Starting with internationalization

Have a project and want to translate it into several languages? This guide will help you do so. Several typical situations are showcased, but most of the examples are generic and can be applied to other scenarios as well.

Before translating any software, you should realize that languages around the world are really different and you should not make any assumption based on your experience. For most of languages it will look weird if you try to concatenate a sentence out of translated segments. You also should properly handle plural forms because many languages have complex rules for that and the internationalization framework you end up using should support this.

Last but not least, sometimes it might be necessary to add some context to the translated string. Imagine a translator would get string Sun to translate. Without context most people would translate that as our closest star, but it might be actually used as an abbreviation for Sunday.

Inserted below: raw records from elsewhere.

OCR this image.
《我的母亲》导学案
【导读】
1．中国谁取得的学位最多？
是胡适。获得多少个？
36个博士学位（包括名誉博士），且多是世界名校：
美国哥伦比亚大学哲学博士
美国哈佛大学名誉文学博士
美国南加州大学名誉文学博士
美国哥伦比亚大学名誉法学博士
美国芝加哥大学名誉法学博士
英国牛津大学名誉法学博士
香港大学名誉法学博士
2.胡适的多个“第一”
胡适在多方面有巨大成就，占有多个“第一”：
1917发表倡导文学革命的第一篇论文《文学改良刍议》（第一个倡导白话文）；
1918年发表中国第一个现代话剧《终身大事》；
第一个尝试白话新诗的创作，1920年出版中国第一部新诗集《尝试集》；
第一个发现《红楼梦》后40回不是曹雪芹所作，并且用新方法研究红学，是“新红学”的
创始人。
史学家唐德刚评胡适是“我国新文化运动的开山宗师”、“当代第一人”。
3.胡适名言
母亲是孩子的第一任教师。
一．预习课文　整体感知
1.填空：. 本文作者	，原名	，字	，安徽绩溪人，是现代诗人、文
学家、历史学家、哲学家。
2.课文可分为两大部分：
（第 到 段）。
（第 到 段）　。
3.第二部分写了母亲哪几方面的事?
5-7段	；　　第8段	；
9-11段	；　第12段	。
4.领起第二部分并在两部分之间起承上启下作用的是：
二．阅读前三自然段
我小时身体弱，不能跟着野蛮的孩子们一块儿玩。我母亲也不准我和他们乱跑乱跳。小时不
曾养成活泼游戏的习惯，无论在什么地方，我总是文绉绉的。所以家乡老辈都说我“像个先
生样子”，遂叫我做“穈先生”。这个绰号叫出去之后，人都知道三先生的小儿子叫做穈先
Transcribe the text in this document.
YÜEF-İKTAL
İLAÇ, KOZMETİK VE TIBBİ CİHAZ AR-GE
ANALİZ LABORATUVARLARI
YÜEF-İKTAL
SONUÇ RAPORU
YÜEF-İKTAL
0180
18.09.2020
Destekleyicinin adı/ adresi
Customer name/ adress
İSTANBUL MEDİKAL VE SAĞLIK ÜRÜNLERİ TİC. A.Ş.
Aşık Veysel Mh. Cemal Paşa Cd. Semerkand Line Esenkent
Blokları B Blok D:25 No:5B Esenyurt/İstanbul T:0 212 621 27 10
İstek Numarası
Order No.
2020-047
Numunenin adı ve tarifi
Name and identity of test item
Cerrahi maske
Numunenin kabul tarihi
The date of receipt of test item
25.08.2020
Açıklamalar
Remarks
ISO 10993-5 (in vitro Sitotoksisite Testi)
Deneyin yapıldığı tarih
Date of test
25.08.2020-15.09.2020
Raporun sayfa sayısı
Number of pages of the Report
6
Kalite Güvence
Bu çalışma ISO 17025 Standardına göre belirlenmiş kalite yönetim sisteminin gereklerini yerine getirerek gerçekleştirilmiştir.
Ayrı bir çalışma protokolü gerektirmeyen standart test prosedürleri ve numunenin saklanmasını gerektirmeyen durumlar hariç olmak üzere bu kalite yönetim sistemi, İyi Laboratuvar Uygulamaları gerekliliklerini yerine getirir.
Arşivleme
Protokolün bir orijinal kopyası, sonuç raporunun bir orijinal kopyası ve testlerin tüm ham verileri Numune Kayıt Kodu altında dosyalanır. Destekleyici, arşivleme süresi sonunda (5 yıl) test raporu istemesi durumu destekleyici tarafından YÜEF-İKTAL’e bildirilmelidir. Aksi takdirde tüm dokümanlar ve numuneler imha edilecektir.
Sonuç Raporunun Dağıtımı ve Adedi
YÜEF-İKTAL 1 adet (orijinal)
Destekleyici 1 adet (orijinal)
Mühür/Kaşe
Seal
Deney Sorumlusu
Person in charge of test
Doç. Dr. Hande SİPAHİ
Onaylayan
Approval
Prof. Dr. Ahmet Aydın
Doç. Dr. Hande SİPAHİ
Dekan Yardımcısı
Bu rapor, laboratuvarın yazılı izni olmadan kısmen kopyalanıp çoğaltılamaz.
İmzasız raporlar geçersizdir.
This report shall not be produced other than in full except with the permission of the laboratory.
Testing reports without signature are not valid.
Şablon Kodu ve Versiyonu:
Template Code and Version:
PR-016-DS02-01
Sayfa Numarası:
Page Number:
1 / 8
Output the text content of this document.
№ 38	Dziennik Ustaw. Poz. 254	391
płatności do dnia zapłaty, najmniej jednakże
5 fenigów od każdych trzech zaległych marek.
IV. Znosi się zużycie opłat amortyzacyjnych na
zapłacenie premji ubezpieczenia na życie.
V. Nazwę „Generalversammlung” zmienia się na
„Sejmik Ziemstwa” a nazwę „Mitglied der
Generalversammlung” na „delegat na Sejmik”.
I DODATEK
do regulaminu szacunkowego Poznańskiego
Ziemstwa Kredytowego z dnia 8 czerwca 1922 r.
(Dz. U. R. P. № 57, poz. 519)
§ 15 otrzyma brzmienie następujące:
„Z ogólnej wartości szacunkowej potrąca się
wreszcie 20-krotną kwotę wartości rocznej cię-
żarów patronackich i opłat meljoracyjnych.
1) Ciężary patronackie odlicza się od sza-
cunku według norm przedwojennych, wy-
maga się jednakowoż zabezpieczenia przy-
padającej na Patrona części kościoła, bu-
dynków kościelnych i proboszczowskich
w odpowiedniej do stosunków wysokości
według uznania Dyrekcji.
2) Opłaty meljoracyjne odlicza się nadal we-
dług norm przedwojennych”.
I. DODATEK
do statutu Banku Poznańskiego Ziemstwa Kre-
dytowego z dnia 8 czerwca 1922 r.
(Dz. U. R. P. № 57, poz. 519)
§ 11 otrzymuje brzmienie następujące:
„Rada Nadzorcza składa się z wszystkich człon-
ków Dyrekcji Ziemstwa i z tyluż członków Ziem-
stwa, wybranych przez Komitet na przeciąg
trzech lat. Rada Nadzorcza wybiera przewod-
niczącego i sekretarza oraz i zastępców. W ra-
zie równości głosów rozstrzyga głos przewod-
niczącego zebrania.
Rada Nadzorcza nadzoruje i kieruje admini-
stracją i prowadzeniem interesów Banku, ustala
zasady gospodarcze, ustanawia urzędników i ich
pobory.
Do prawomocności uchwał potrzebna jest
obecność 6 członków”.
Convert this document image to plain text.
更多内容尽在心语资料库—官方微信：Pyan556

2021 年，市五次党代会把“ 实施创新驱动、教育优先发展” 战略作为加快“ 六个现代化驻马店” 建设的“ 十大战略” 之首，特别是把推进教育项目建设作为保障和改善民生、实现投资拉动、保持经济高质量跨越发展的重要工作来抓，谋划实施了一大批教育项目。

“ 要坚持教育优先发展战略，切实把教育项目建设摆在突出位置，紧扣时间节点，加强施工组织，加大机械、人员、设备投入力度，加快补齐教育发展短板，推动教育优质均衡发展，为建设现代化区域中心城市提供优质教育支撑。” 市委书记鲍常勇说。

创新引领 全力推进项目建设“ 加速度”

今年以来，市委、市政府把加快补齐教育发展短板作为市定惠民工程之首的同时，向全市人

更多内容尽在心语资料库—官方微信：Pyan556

Choosing internationalization framework

Choose whatever is standard on your platform, try to avoid reinventing the wheel by creating your own framework to handle localizations. Weblate supports most of the widely used frameworks, see Supported file formats for more information (especially Translation types capabilities).

Our personal recommendation for some platforms is in the following table. This is based on our experience, but that can not cover all use cases, so always consider your environment when doing the choice.

Platform

Recommended format

Android

Android string resources

iOS

Apple iOS strings

Qt

Qt Linguist .ts

Python

GNU gettext

PHP

GNU gettext 1

C/C++

GNU gettext

C#

.XML resource files

Perl

GNU gettext

Ruby

Ruby YAML files

Web extensions

WebExtension JSON

Java

XLIFF 2

JavaScript

JSON i18next files 3

1

The native Gettext support in PHP is buggy and often missing on Windows builds, it is recommended to use third party library motranslator instead.

2

You can also use Java properties if plurals are not needed.

3

You can also use plain JSON files if plurals are not needed.

The more detailed workflow for some formats is described in following chapters:

Integrating with Weblate

Getting translations updates from Weblate

To fetch updated strings from Weblate you can simply fetch the underlying repository (either from filesystem or it can be made available through Git exporter). Prior to this, you might want to commit any pending changes (see Lazy commits). This can be achieved in the user interface (in the Repository maintenance) or from command line using Weblate Client.

This can be automated if you grant Weblate push access to your repository and configure Push URL in the Component configuration.

Pushing string changes to Weblate

To push newly updated strings to Weblate, just let it pull from the upstream repository. This can be achieved in the user interface (in the Repository maintenance) or from command line using Weblate Client.

This can be automated by installing a webhook on your repository to trigger Weblate whenever there is a new commit, see Updating repositories for more details.